As an American, I have participated in the shopping bonanza event, Black Friday, and yes, I have run and pushed my way through the crowds of frantic bargain hunters to snag the hottest deal.
While pushing my way through the crowds, I had a sudden feeling that I am an HTTP request, squeezing in those small store doors with the rest of the crowd, trying to grab the latest HTML page that my daughter wanted so badly. The weird thing is that this store has a strange rule about how long you can stand in line, and every 60 seconds the store security guard drags me outside while shouting “504, timeout!” for some reason.
I may have gone a bit overboard with that analogy, but you catch my drift.
Unlike physical stores, In the ether of the internet we are not bound by the earthly constraints of building a bigger store to handle Black Friday like events, and with the help of giants like AWS, GCP, and Azure we can be the designer of our dynamically expanding store. With some knowledge and preparations of course.
We here at DevOps Pro are sharing some insights to help improve and prevent your infrastructure from any interruption in service during large traffic spikes.
1. Make sure you know your peak:
During the holidays, web traffic normally increases by 300–1000%, as you would be familiar with traffic cycles from the previous years.
If you are unaware of your past traffic cycles, then we recommend you start measuring it today! You can use Google Analytics and Access Logs on every endpoint (CDNs, Load balancers, Web servers etc.)
Knowing your traffic behavior in cycles of 24 hours as well as a whole year will assure you are well prepared for this year and many years to come.
2. Make sure you handle the peak:
Be sure you scale your system in a scheduled timeline before the traffic comes in.
If you normally have certain thresholds for scale, this is the time to tighten them and make scaling far more sensitive, i.e adding more resources sooner and faster!
3. Scale smart: Scaling-up and scaling-out are two different things.
Scaling-up means replacing your existing resources with “bigger” ones (e.g. larger instances which could handle more CPU load, or more Memory intensive processes). Scaling up is usually recommended as an architectural change, rather than peak handling.

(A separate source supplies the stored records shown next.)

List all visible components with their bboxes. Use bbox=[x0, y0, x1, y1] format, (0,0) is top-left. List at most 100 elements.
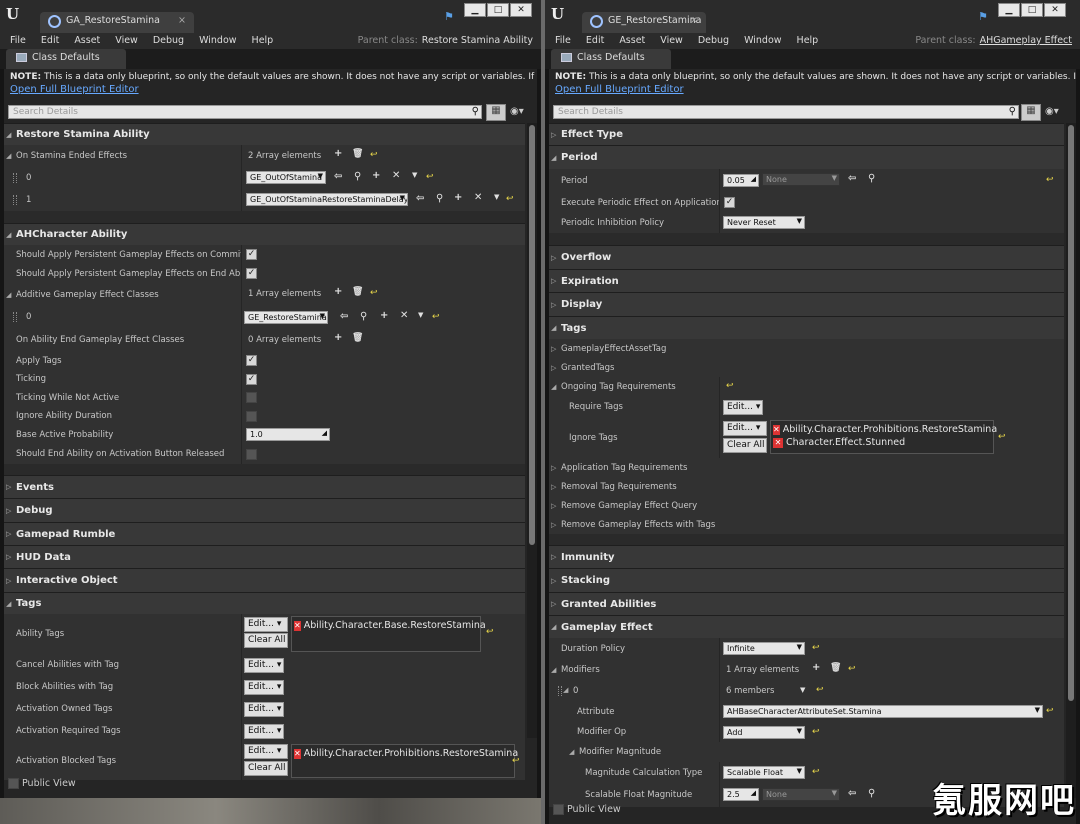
browse-icon[interactable]: ⚲ bbox=[868, 788, 875, 799]
attribute-dropdown[interactable]: AHBaseCharacterAttributeSet.Stamina ▼ bbox=[723, 705, 1043, 718]
parent-class-link[interactable]: Restore Stamina Ability bbox=[422, 35, 533, 46]
close-button[interactable]: ✕ bbox=[510, 3, 532, 17]
insert-icon[interactable]: + bbox=[454, 192, 462, 203]
edit-tags-button[interactable]: Edit... ▾ bbox=[244, 680, 284, 695]
edit-tags-button[interactable]: Edit... ▾ bbox=[723, 400, 763, 415]
category-interactive-object[interactable]: ▷ Interactive Object bbox=[4, 568, 525, 592]
modifier-op-dropdown[interactable]: Add ▼ bbox=[723, 726, 805, 739]
checkbox-checked[interactable]: ✓ bbox=[724, 197, 735, 208]
remove-tag-icon[interactable]: ✕ bbox=[294, 748, 301, 759]
use-selected-icon[interactable]: ⇦ bbox=[334, 171, 342, 182]
menu-asset[interactable]: Asset bbox=[619, 35, 645, 46]
class-picker[interactable]: GE_RestoreStamina ▼ bbox=[244, 311, 328, 324]
drag-handle-icon[interactable] bbox=[13, 312, 17, 322]
clear-icon[interactable]: ✕ bbox=[400, 310, 408, 321]
scrollbar-thumb[interactable] bbox=[1068, 125, 1074, 701]
menu-view[interactable]: View bbox=[115, 35, 138, 46]
period-field[interactable]: 0.05 ◢ bbox=[723, 174, 759, 187]
curve-table-picker[interactable]: None ▼ bbox=[762, 788, 840, 801]
category-expiration[interactable]: ▷ Expiration bbox=[549, 269, 1064, 292]
reset-icon[interactable]: ↩ bbox=[512, 756, 520, 766]
checkbox-checked[interactable]: ✓ bbox=[246, 249, 257, 260]
category-granted-abilities[interactable]: ▷ Granted Abilities bbox=[549, 592, 1064, 615]
public-view-checkbox[interactable] bbox=[553, 804, 564, 815]
add-element-icon[interactable]: + bbox=[334, 332, 342, 343]
menu-view[interactable]: View bbox=[660, 35, 683, 46]
view-options-icon[interactable]: ◉▾ bbox=[510, 106, 524, 117]
document-tab[interactable]: GE_RestoreStamina × bbox=[582, 12, 706, 33]
menu-help[interactable]: Help bbox=[252, 35, 274, 46]
add-element-icon[interactable]: + bbox=[812, 662, 820, 673]
open-blueprint-editor-link[interactable]: Open Full Blueprint Editor bbox=[555, 84, 684, 95]
add-element-icon[interactable]: + bbox=[334, 286, 342, 297]
clear-all-button[interactable]: Clear All bbox=[244, 761, 288, 776]
category-overflow[interactable]: ▷ Overflow bbox=[549, 245, 1064, 269]
minimize-button[interactable]: ▁ bbox=[998, 3, 1020, 17]
more-options-icon[interactable]: ▼ bbox=[412, 171, 417, 179]
reset-icon[interactable]: ↩ bbox=[848, 664, 856, 674]
menu-debug[interactable]: Debug bbox=[698, 35, 729, 46]
view-options-icon[interactable]: ◉▾ bbox=[1045, 106, 1059, 117]
more-options-icon[interactable]: ▼ bbox=[418, 311, 423, 319]
drag-handle-icon[interactable] bbox=[13, 195, 17, 205]
close-tab-icon[interactable]: × bbox=[690, 15, 698, 26]
class-picker[interactable]: GE_OutOfStamina ▼ bbox=[246, 171, 326, 184]
delete-all-icon[interactable]: 🗑 bbox=[830, 663, 841, 673]
checkbox-checked[interactable]: ✓ bbox=[246, 374, 257, 385]
class-defaults-tab[interactable]: Class Defaults bbox=[551, 49, 671, 69]
browse-icon[interactable]: ⚲ bbox=[868, 173, 875, 184]
use-selected-icon[interactable]: ⇦ bbox=[848, 173, 856, 184]
use-selected-icon[interactable]: ⇦ bbox=[340, 311, 348, 322]
clear-all-button[interactable]: Clear All bbox=[723, 438, 767, 453]
probability-field[interactable]: 1.0 ◢ bbox=[246, 428, 330, 441]
search-details-input[interactable]: Search Details ⚲ bbox=[8, 105, 482, 119]
parent-class-link[interactable]: AHGameplay Effect bbox=[980, 35, 1072, 46]
clear-icon[interactable]: ✕ bbox=[392, 170, 400, 181]
insert-icon[interactable]: + bbox=[372, 170, 380, 181]
edit-tags-button[interactable]: Edit... ▾ bbox=[244, 744, 288, 759]
browse-icon[interactable]: ⚲ bbox=[360, 311, 367, 322]
reset-icon[interactable]: ↩ bbox=[370, 288, 378, 298]
maximize-button[interactable]: □ bbox=[487, 3, 509, 17]
document-tab[interactable]: GA_RestoreStamina × bbox=[40, 12, 194, 33]
reset-icon[interactable]: ↩ bbox=[812, 767, 820, 777]
checkbox-unchecked[interactable] bbox=[246, 392, 257, 403]
reset-icon[interactable]: ↩ bbox=[726, 381, 734, 391]
property-matrix-button[interactable]: ▦ bbox=[1021, 104, 1041, 121]
reset-icon[interactable]: ↩ bbox=[998, 432, 1006, 442]
category-hud-data[interactable]: ▷ HUD Data bbox=[4, 545, 525, 568]
reset-icon[interactable]: ↩ bbox=[432, 312, 440, 322]
category-effect-type[interactable]: ▷ Effect Type bbox=[549, 123, 1064, 145]
browse-icon[interactable]: ⚲ bbox=[436, 193, 443, 204]
category-tags[interactable]: ◢ Tags bbox=[549, 316, 1064, 339]
edit-tags-button[interactable]: Edit... ▾ bbox=[244, 617, 288, 632]
edit-tags-button[interactable]: Edit... ▾ bbox=[723, 421, 767, 436]
menu-edit[interactable]: Edit bbox=[41, 35, 59, 46]
checkbox-checked[interactable]: ✓ bbox=[246, 268, 257, 279]
property-matrix-button[interactable]: ▦ bbox=[486, 104, 506, 121]
clear-all-button[interactable]: Clear All bbox=[244, 633, 288, 648]
menu-file[interactable]: File bbox=[10, 35, 26, 46]
scrollbar[interactable] bbox=[527, 123, 537, 738]
browse-icon[interactable]: ⚲ bbox=[354, 171, 361, 182]
delete-all-icon[interactable]: 🗑 bbox=[352, 149, 363, 159]
inhibition-dropdown[interactable]: Never Reset ▼ bbox=[723, 216, 805, 229]
category-ahcharacter-ability[interactable]: ◢ AHCharacter Ability bbox=[4, 223, 525, 245]
insert-icon[interactable]: + bbox=[380, 310, 388, 321]
category-period[interactable]: ◢ Period bbox=[549, 145, 1064, 169]
menu-window[interactable]: Window bbox=[199, 35, 236, 46]
add-element-icon[interactable]: + bbox=[334, 148, 342, 159]
open-blueprint-editor-link[interactable]: Open Full Blueprint Editor bbox=[10, 84, 139, 95]
drag-handle-icon[interactable] bbox=[13, 173, 17, 183]
close-tab-icon[interactable]: × bbox=[178, 15, 186, 26]
use-selected-icon[interactable]: ⇦ bbox=[848, 788, 856, 799]
calculation-type-dropdown[interactable]: Scalable Float ▼ bbox=[723, 766, 805, 779]
menu-window[interactable]: Window bbox=[744, 35, 781, 46]
public-view-checkbox[interactable] bbox=[8, 778, 19, 789]
checkbox-unchecked[interactable] bbox=[246, 411, 257, 422]
class-picker[interactable]: GE_OutOfStaminaRestoreStaminaDelay ▼ bbox=[246, 193, 408, 206]
search-details-input[interactable]: Search Details ⚲ bbox=[553, 105, 1019, 119]
edit-tags-button[interactable]: Edit... ▾ bbox=[244, 702, 284, 717]
category-stacking[interactable]: ▷ Stacking bbox=[549, 568, 1064, 592]
remove-tag-icon[interactable]: ✕ bbox=[773, 424, 780, 435]
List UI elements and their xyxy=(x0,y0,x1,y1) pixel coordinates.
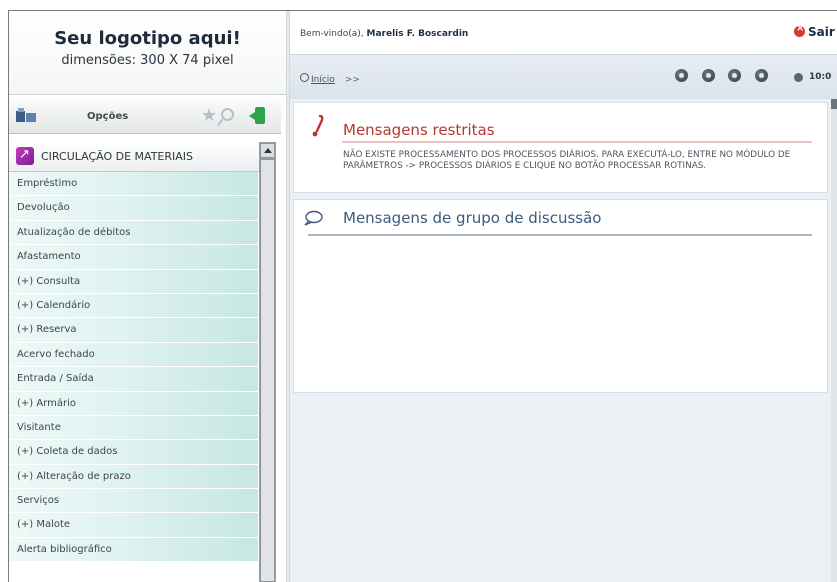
favorites-star-icon[interactable]: ★ xyxy=(201,105,217,126)
right-column: Bem-vindo(a), Marelis F. Boscardin Sair … xyxy=(290,11,837,582)
sidebar-menu-item[interactable]: (+) Armário xyxy=(9,391,258,416)
menu-header[interactable]: CIRCULAÇÃO DE MATERIAIS xyxy=(9,142,265,172)
welcome-prefix: Bem-vindo(a), xyxy=(300,29,364,39)
breadcrumb-home-link[interactable]: Início xyxy=(311,75,335,85)
sidebar-scrollbar[interactable] xyxy=(259,142,276,582)
module-icon-3[interactable] xyxy=(728,69,741,82)
app-frame: Seu logotipo aqui! dimensões: 300 X 74 p… xyxy=(8,10,837,582)
title-divider xyxy=(342,141,812,143)
clock-time: 10:0 xyxy=(809,72,832,82)
module-icon-2[interactable] xyxy=(702,69,715,82)
user-name: Marelis F. Boscardin xyxy=(366,29,469,39)
restricted-messages-panel: Mensagens restritas NÃO EXISTE PROCESSAM… xyxy=(293,102,828,193)
breadcrumb: Início >> xyxy=(300,73,360,85)
logo-area: Seu logotipo aqui! dimensões: 300 X 74 p… xyxy=(9,11,286,95)
logout-button[interactable]: Sair xyxy=(794,23,835,39)
sidebar-menu-item[interactable]: Entrada / Saída xyxy=(9,367,258,392)
sidebar-menu-item[interactable]: Devolução xyxy=(9,196,258,221)
logout-icon xyxy=(794,23,805,37)
left-column: Seu logotipo aqui! dimensões: 300 X 74 p… xyxy=(9,11,286,582)
content-area: Mensagens restritas NÃO EXISTE PROCESSAM… xyxy=(290,99,837,582)
sidebar-menu-item[interactable]: Alerta bibliográfico xyxy=(9,537,258,563)
chat-bubble-icon xyxy=(304,210,323,226)
sidebar-menu-item[interactable]: (+) Consulta xyxy=(9,269,258,294)
sidebar-menu-item[interactable]: Empréstimo xyxy=(9,172,258,197)
module-icon-4[interactable] xyxy=(755,69,768,82)
search-icon[interactable] xyxy=(221,108,234,121)
sidebar-menu-item[interactable]: Afastamento xyxy=(9,245,258,270)
modules-icon[interactable] xyxy=(16,108,36,123)
content-scrollbar[interactable] xyxy=(831,99,837,582)
sidebar-menu-item[interactable]: (+) Calendário xyxy=(9,293,258,319)
sidebar-menu-item[interactable]: Acervo fechado xyxy=(9,342,258,368)
discussion-messages-title: Mensagens de grupo de discussão xyxy=(343,209,602,227)
collapse-panel-icon[interactable] xyxy=(249,107,265,124)
logo-title: Seu logotipo aqui! xyxy=(54,28,241,49)
breadcrumb-separator: >> xyxy=(344,75,360,85)
menu-title: CIRCULAÇÃO DE MATERIAIS xyxy=(41,150,194,163)
pin-icon xyxy=(312,115,324,137)
options-label[interactable]: Opções xyxy=(87,111,128,122)
restricted-messages-title: Mensagens restritas xyxy=(343,121,495,139)
clock-icon xyxy=(794,73,803,82)
options-bar: Opções ★ xyxy=(9,99,281,134)
logout-label: Sair xyxy=(808,25,835,39)
menu-list: Empréstimo Devolução Atualização de débito… xyxy=(9,172,258,563)
home-icon xyxy=(300,73,309,82)
title-divider xyxy=(308,234,812,236)
logo-subtitle: dimensões: 300 X 74 pixel xyxy=(61,53,234,68)
navigation-bar: Início >> 10:0 xyxy=(290,54,837,100)
welcome-text: Bem-vindo(a), Marelis F. Boscardin xyxy=(300,29,468,39)
sidebar-menu-item[interactable]: (+) Alteração de prazo xyxy=(9,464,258,490)
scroll-thumb[interactable] xyxy=(260,159,275,582)
circulation-icon xyxy=(16,147,34,165)
module-icon-1[interactable] xyxy=(675,69,688,82)
scroll-up-arrow-icon[interactable] xyxy=(260,143,275,158)
sidebar-menu-item[interactable]: (+) Reserva xyxy=(9,318,258,343)
sidebar-menu-item[interactable]: Atualização de débitos xyxy=(9,220,258,246)
restricted-message-text: NÃO EXISTE PROCESSAMENTO DOS PROCESSOS D… xyxy=(343,150,791,171)
sidebar-menu-item[interactable]: (+) Coleta de dados xyxy=(9,440,258,465)
sidebar-menu-item[interactable]: (+) Malote xyxy=(9,513,258,538)
discussion-messages-panel: Mensagens de grupo de discussão xyxy=(293,199,828,393)
sidebar-menu-item[interactable]: Visitante xyxy=(9,415,258,441)
sidebar-menu-item[interactable]: Serviços xyxy=(9,489,258,514)
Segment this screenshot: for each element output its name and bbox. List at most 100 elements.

Scaling-out means adding resources to the pool to help out with traffic, instead of enlarging the existing ones. The load will be handled by a load balancer that was designed for that task, instead of having the same number of resources (even if more powerful).
4. Measure everything:
Monitoring during this period has two main values, the first would let you scale automatically based on the system’s health, e.g CPU-load, memory-load, latency levels, number of requests, number of errors (segmented to 3XX 4XX 5XX etc). Make sure you know your system at all times, so you can respond quickly and efficiently.
5. Monitor your providers:
This time of year brings an increased load to your service providers as well, make sure you monitor their services and availability at all times.
Knowing that a certain Availability Zone or Region is on fire or lacking available resources can help you make decisions to deploy load to different places before you reach your critical point.
Find more info here: AWS Amazon, Google Cloud, GitHub.
Prepare for the worse, even when planning, disasters happen.
The load affects everyone, not only your own business and can happen in many ways:
Loads on AWS / GCP or specific cloud services, resources not available for purchase in specific regions, etc. Be prepared! Have everything automated and templated so that you can redeploy your entire infrastructure in a click. Find more info here
We hope this list will help you and your team focus as you deal with increased traffic in the future years, avoiding the pitfalls of the past. There are plenty of things you can do right now to get your infrastructure ready.
We hope Y'all have a great holiday this year! Filled with food, family, fun and hopefully no interruptions with your business infrastructure. We recognize the massive opportunity that the event offers, but that it can be intimidating, too where crushing crowds, crashing websites, and customer brawls dominate. In 2016, Cyber Monday sales hit an all-time high, with consumers spending $3.45 billion USD in a single day. And, in the same year, Black Friday traffic was up 220% over a regular day. Even with “smart” and automated monitoring systems that help to catch problems early, some issues will still slip through the cracks.